Paper ID: | 2226 |
---|---|

Title: | Tagger: Deep Unsupervised Perceptual Grouping |

Authors introduce a sequential denoising auto-encoder that splits inputs into groups (every pixel will approximately be assigned to a group). They demonstrate on artificial examples that the network is able to split inputs in the groups and that this achieves significant improvement in classification performance over common methods. Overall the work is interesting. However the drawback is that examples were specifically constructed as a perfect match for this network and it is not clear whether they would work well in real example, for example on a normal image. Also object separation is done in pixels. For generality we would like to see if this is useful in latent space and while authors mention that this can be done in latent, they don’t show any experiment.

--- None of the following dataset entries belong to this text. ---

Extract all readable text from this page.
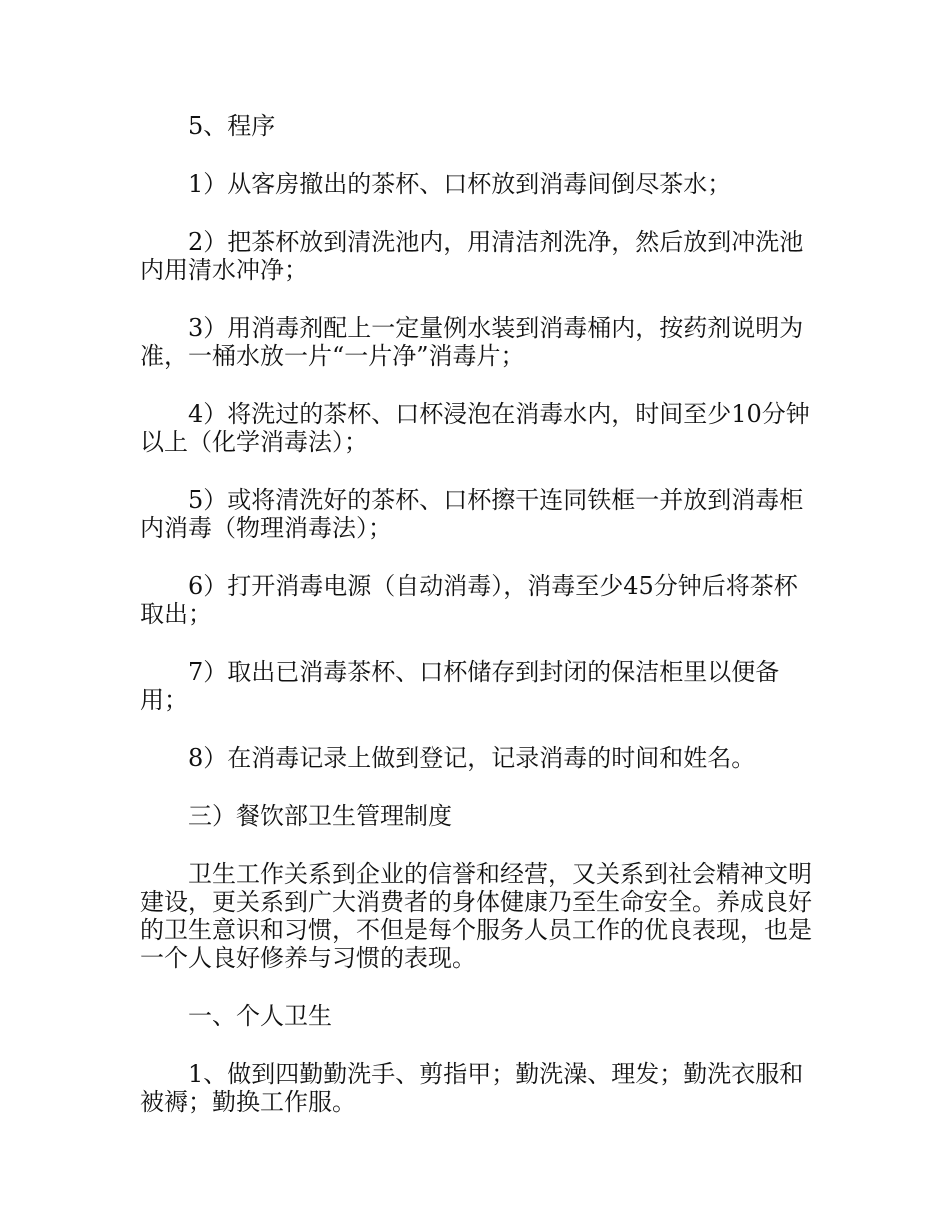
5、程序

1）从客房撤出的茶杯、口杯放到消毒间倒尽茶水；

2）把茶杯放到清洗池内，用清洁剂洗净，然后放到冲洗池内用清水冲净；

3）用消毒剂配上一定量例水装到消毒桶内，按药剂说明为准，一桶水放一片“一片净”消毒片；

4）将洗过的茶杯、口杯浸泡在消毒水内，时间至少10分钟以上（化学消毒法）；

5）或将清洗好的茶杯、口杯擦干连同铁框一并放到消毒柜内消毒（物理消毒法）；

6）打开消毒电源（自动消毒），消毒至少45分钟后将茶杯取出；

7）取出已消毒茶杯、口杯储存到封闭的保洁柜里以便备用；

8）在消毒记录上做到登记，记录消毒的时间和姓名。

三）餐饮部卫生管理制度

卫生工作关系到企业的信誉和经营，又关系到社会精神文明建设，更关系到广大消费者的身体健康乃至生命安全。养成良好的卫生意识和习惯，不但是每个服务人员工作的优良表现，也是一个人良好修养与习惯的表现。

一、个人卫生

1、做到四勤勤洗手、剪指甲；勤洗澡、理发；勤洗衣服和被褥；勤换工作服。
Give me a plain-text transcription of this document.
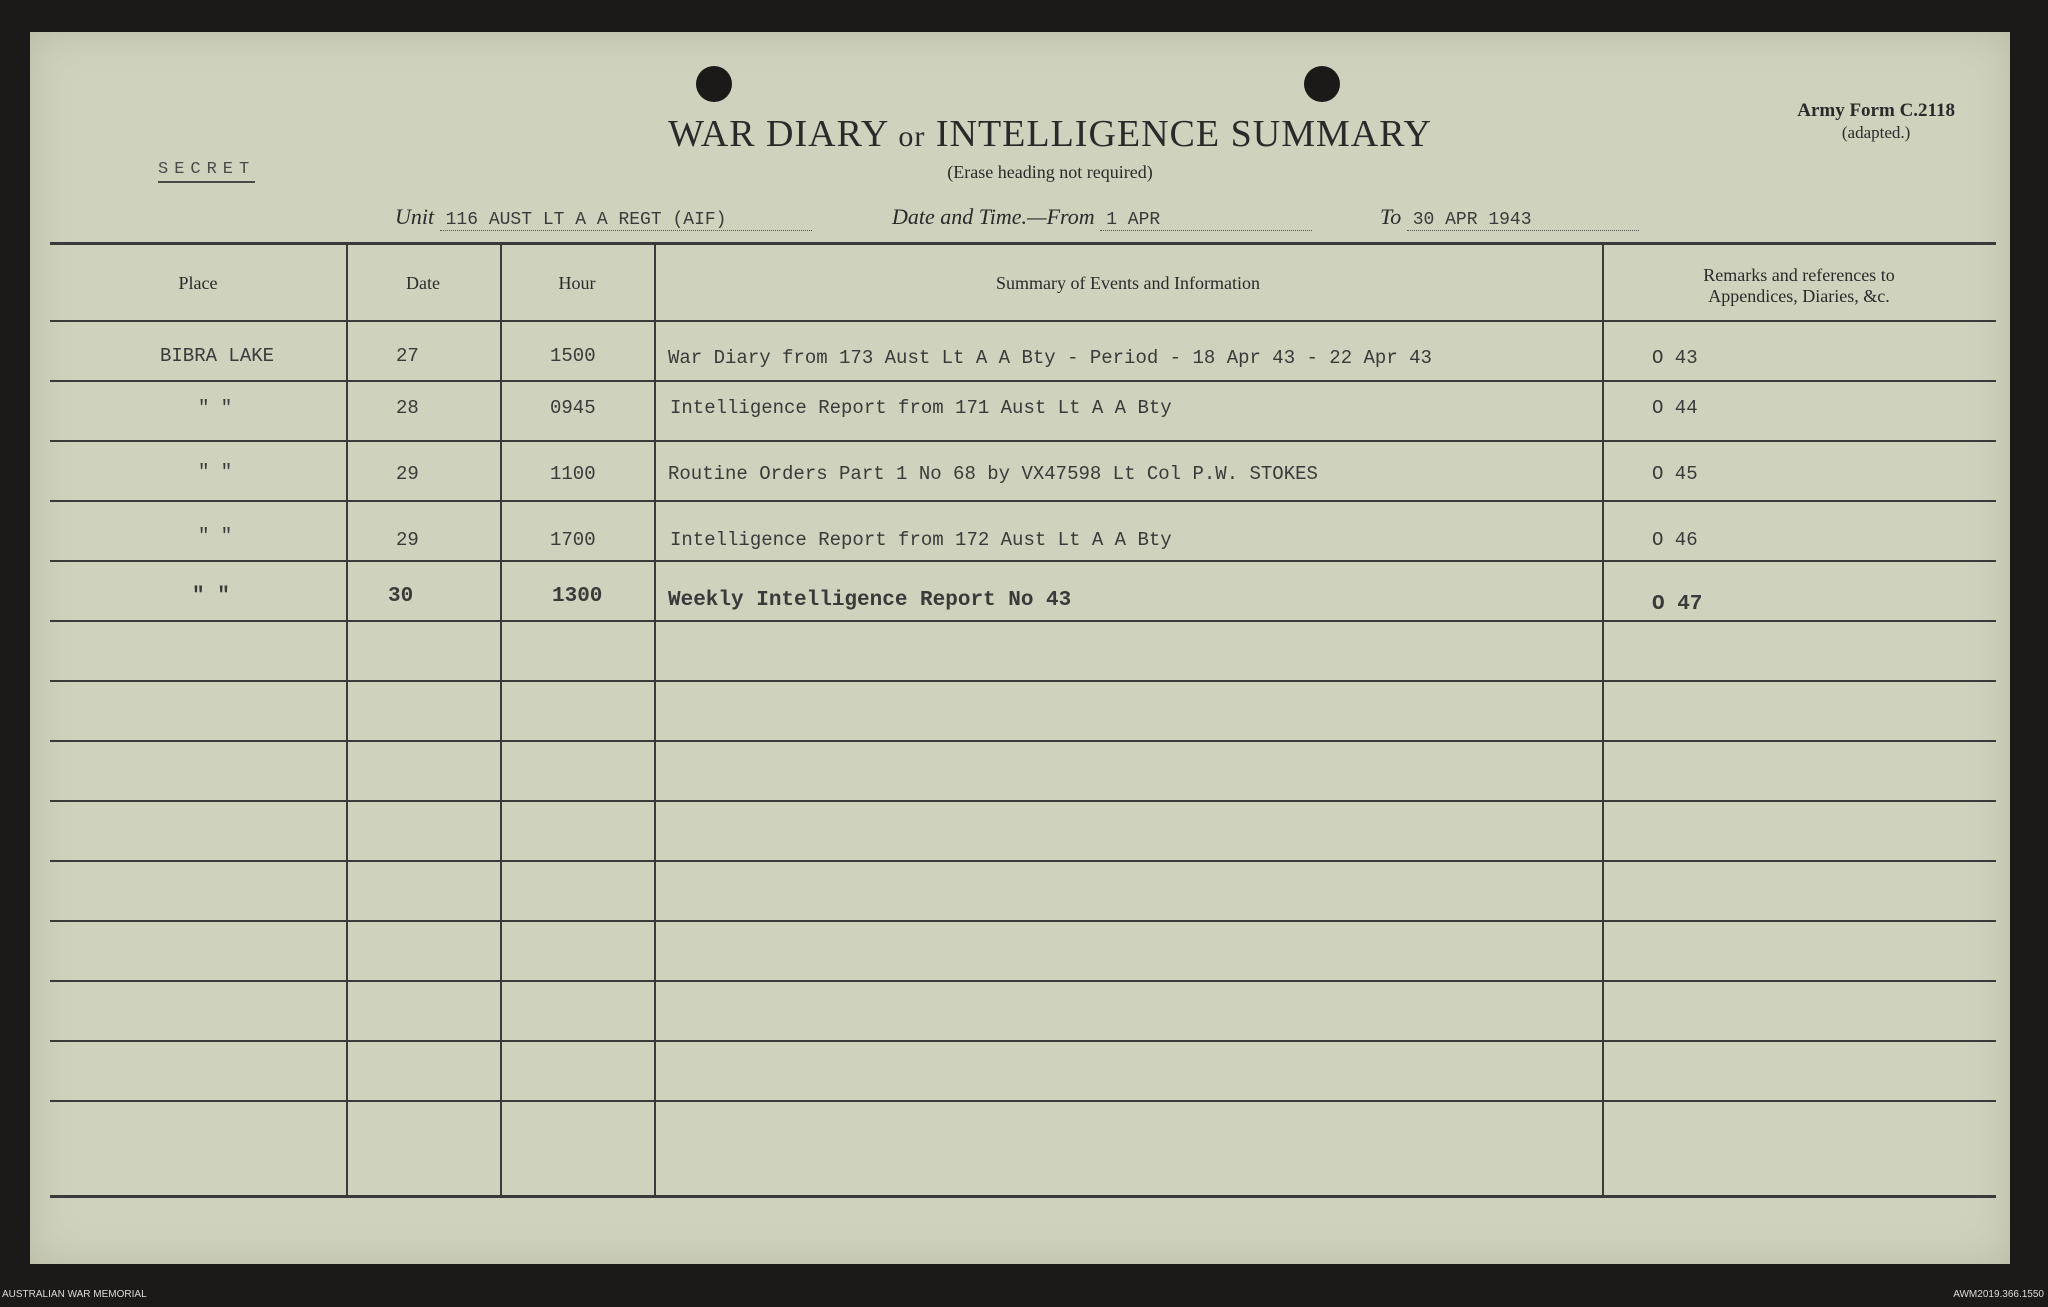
WAR DIARY or INTELLIGENCE SUMMARY
(Erase heading not required)
Army Form C.2118
(adapted.)
SECRET
Unit 116 AUST LT A A REGT (AIF)	Date and Time.—From 1 APR	To 30 APR 1943
Place	Date	Hour	Summary of Events and Information	Remarks and references to
Appendices, Diaries, &c.
BIBRA LAKE	27	1500	War Diary from 173 Aust Lt A A Bty - Period - 18 Apr 43 - 22 Apr 43	O 43
" "	28	0945	Intelligence Report from 171 Aust Lt A A Bty	O 44
" "	29	1100	Routine Orders Part 1 No 68 by VX47598 Lt Col P.W. STOKES	O 45
" "	29	1700	Intelligence Report from 172 Aust Lt A A Bty	O 46
" "	30	1300	Weekly Intelligence Report No 43	O 47
AUSTRALIAN WAR MEMORIAL	AWM2019.366.1550
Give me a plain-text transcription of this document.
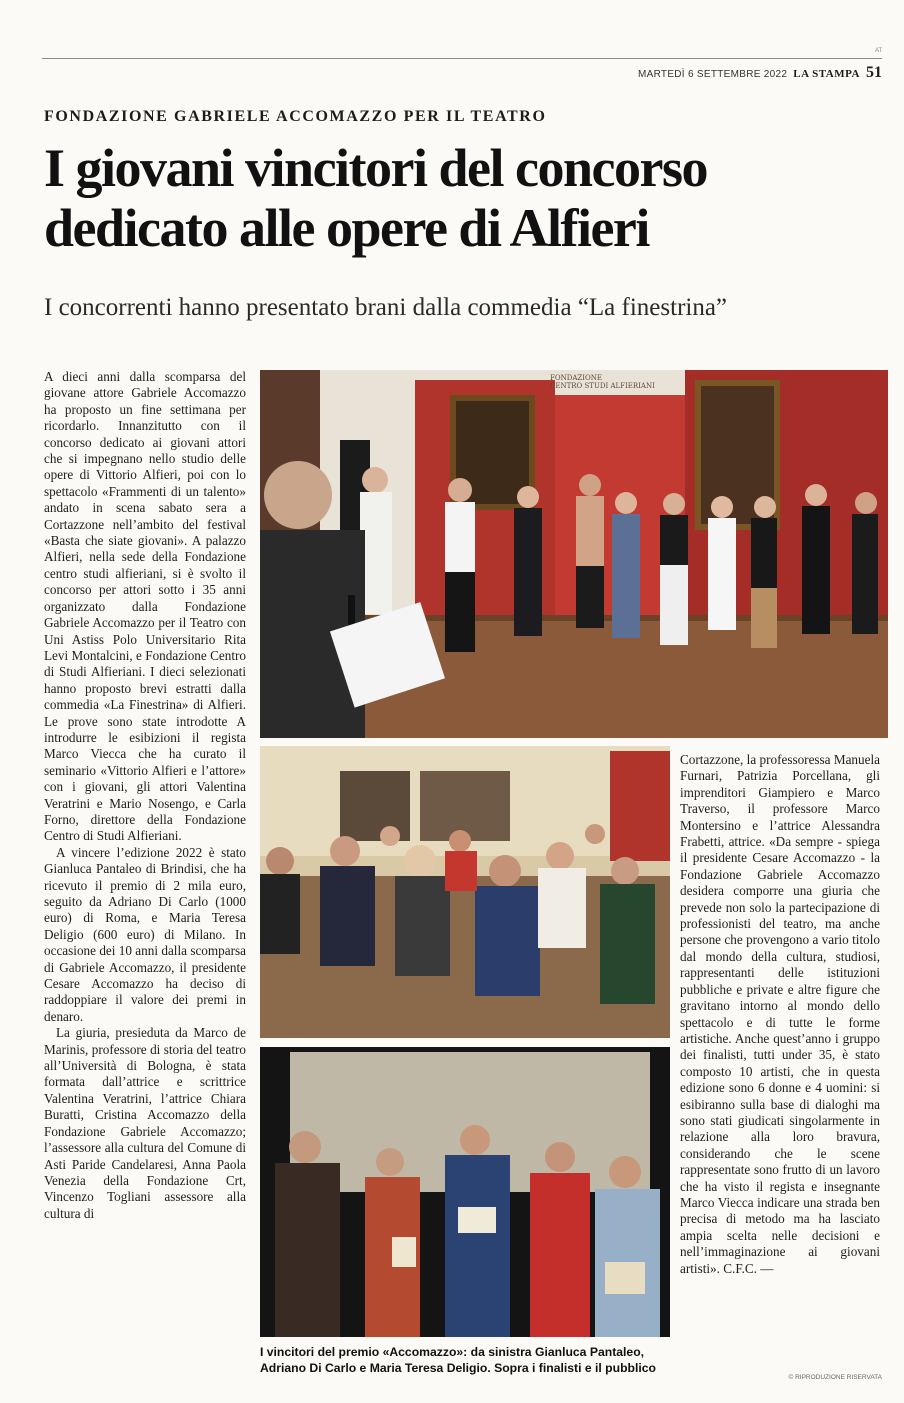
AT
MARTEDÌ 6 SETTEMBRE 2022 LA STAMPA 51
FONDAZIONE GABRIELE ACCOMAZZO PER IL TEATRO
I giovani vincitori del concorso
dedicato alle opere di Alfieri
I concorrenti hanno presentato brani dalla commedia “La finestrina”

A dieci anni dalla scomparsa del giovane attore Gabriele Accomazzo ha proposto un fine settimana per ricordarlo. Innanzitutto con il concorso dedicato ai giovani attori che si impegnano nello studio delle opere di Vittorio Alfieri, poi con lo spettacolo «Frammenti di un talento» andato in scena sabato sera a Cortazzone nell’ambito del festival «Basta che siate giovani». A palazzo Alfieri, nella sede della Fondazione centro studi alfieriani, si è svolto il concorso per attori sotto i 35 anni organizzato dalla Fondazione Gabriele Accomazzo per il Teatro con Uni Astiss Polo Universitario Rita Levi Montalcini, e Fondazione Centro di Studi Alfieriani. I dieci selezionati hanno proposto brevi estratti dalla commedia «La Finestrina» di Alfieri. Le prove sono state introdotte A introdurre le esibizioni il regista Marco Viecca che ha curato il seminario «Vittorio Alfieri e l’attore» con i giovani, gli attori Valentina Veratrini e Mario Nosengo, e Carla Forno, direttore della Fondazione Centro di Studi Alfieriani.

A vincere l’edizione 2022 è stato Gianluca Pantaleo di Brindisi, che ha ricevuto il premio di 2 mila euro, seguito da Adriano Di Carlo (1000 euro) di Roma, e Maria Teresa Deligio (600 euro) di Milano. In occasione dei 10 anni dalla scomparsa di Gabriele Accomazzo, il presidente Cesare Accomazzo ha deciso di raddoppiare il valore dei premi in denaro.

La giuria, presieduta da Marco de Marinis, professore di storia del teatro all’Università di Bologna, è stata formata dall’attrice e scrittrice Valentina Veratrini, l’attrice Chiara Buratti, Cristina Accomazzo della Fondazione Gabriele Accomazzo; l’assessore alla cultura del Comune di Asti Paride Candelaresi, Anna Paola Venezia della Fondazione Crt, Vincenzo Togliani assessore alla cultura di

FONDAZIONE CENTRO STUDI ALFIERIANI

Cortazzone, la professoressa Manuela Furnari, Patrizia Porcellana, gli imprenditori Giampiero e Marco Traverso, il professore Marco Montersino e l’attrice Alessandra Frabetti, attrice. «Da sempre - spiega il presidente Cesare Accomazzo - la Fondazione Gabriele Accomazzo desidera comporre una giuria che prevede non solo la partecipazione di professionisti del teatro, ma anche persone che provengono a vario titolo dal mondo della cultura, studiosi, rappresentanti delle istituzioni pubbliche e private e altre figure che gravitano intorno al mondo dello spettacolo e di tutte le forme artistiche. Anche quest’anno i gruppo dei finalisti, tutti under 35, è stato composto 10 artisti, che in questa edizione sono 6 donne e 4 uomini: si esibiranno sulla base di dialoghi ma sono stati giudicati singolarmente in relazione alla loro bravura, considerando che le scene rappresentate sono frutto di un lavoro che ha visto il regista e insegnante Marco Viecca indicare una strada ben precisa di metodo ma ha lasciato ampia scelta nelle decisioni e nell’immaginazione ai giovani artisti». C.F.C. —

I vincitori del premio «Accomazzo»: da sinistra Gianluca Pantaleo, Adriano Di Carlo e Maria Teresa Deligio. Sopra i finalisti e il pubblico
© RIPRODUZIONE RISERVATA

The examples are rather artificial, they are non-trivial and the work is interesting. - It would be good to run the on real example - e.g. imageNet or some datasets which does contains occlusions - again showing separation and classification. The big question is whether this splitting is really helpful in real data. - It would be good to give an example of separation in latent space. Is this way of separating useful there? - It would be nice to write the full network with formulas in the paper - e.g. in equation array one after another (without the gradients - that is just computed using standard back-prop), including the classification part. It is hard to infer what exactly is the algorithm. For example you use ladder network, but how does it connect exactly to the m and z?

2-Confident (read it all; understood it all reasonably well)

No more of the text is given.